We just covered copyright issues in class and are now moving into corporate speech, so the first panel discussion I sat through, ‘Copyright, Trademark and the Internet,’ was a nice review and also brought up some public relations challenges I haven’t had to face just yet.

  • Copyright: Rights and Exemptions- Although the copyright owner has the right to distribute, perform publicly and create derivative works from the copyrighted material, other parties are only allowed limited access as an exemption under the Fair Use policy. This allows for the reproduction of copyright materials for the purpose of comment, criticism or parody. Our presenter, Jeffrey Samuels, a professor at the University of Akron School of Law, also mentioned that factual work receives less protection under Fair Use than fiction, and that the reason behind the use is also a factor. (i.e. Using that copyright for commercial purposes receives little protection under Fair Use.)

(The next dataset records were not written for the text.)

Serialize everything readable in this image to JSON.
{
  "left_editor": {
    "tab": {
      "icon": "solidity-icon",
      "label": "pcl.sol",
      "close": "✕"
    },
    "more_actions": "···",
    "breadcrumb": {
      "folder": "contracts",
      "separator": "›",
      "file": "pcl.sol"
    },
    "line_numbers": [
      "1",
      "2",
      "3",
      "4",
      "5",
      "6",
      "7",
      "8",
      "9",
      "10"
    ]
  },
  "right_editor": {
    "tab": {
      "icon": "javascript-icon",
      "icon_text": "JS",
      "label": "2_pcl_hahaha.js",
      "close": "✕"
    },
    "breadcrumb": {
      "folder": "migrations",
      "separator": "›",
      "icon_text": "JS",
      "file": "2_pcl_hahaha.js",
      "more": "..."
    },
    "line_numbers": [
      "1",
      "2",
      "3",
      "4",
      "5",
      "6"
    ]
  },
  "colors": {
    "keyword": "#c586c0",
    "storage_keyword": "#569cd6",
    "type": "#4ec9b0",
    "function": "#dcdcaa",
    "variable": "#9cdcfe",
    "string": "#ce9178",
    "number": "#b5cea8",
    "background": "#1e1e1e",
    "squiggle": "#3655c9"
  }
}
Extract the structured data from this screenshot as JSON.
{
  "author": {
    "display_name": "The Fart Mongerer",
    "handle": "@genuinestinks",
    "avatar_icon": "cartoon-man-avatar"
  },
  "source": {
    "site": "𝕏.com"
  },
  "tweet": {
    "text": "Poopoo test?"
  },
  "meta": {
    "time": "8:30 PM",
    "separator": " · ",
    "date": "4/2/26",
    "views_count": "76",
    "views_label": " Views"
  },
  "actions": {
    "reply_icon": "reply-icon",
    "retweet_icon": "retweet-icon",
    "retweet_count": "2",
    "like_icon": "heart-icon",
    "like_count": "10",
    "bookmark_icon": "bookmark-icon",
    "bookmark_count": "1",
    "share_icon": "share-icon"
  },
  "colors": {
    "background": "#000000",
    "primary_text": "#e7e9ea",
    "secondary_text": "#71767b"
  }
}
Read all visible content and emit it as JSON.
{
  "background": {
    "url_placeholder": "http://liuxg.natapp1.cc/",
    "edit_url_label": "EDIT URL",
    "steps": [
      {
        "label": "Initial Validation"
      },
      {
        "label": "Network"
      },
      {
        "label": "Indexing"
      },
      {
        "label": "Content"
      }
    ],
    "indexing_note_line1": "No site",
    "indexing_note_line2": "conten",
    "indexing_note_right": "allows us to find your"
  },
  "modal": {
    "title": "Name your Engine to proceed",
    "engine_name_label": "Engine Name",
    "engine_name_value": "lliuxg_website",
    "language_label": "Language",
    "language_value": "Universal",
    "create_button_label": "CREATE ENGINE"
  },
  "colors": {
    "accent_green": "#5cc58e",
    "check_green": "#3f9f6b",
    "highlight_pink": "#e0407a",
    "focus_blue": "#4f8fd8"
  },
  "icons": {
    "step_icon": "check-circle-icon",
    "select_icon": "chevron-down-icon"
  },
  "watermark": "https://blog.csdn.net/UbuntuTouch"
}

Why does this matter? Well, I found out that blogging is actually a perfect example of a public relations forum specifically asking for trouble with copyright issues. Using large amounts of copyright material, or even small thumbnail images that are not yours can be a copyright infringement, and I didn’t realize that attribution is only a defense to plagiarism, not copyright.

Blogging follows the guidelines of transparent information flow with linking and attributing at the heart of it all, but service providers like WordPress have to address copyright issues all the time. The Digital Millennium Copyright Act limits service providers from some copyright infringement suits because they are simply providing a forum, not the actual infringing activity, but it is still their responsibility to remove said content if asked or they could face real trouble.

With the move to open, two-way communication methods being employed by corporations everywhere, I see public relations professionals getting the job of monitoring those discussions. I don’t pretend to know all the details, and if I were put in that position I would definitely be visiting my corporation’s legal department to learn more about what kind of potential troubles could ensue.

I’m all about blogging for business as long as I know all the legal repercussions of that tactic. It would be a bad PR strategy to just play it safe and not allow for any discussion, but I wouldn’t suggest inviting a crisis either.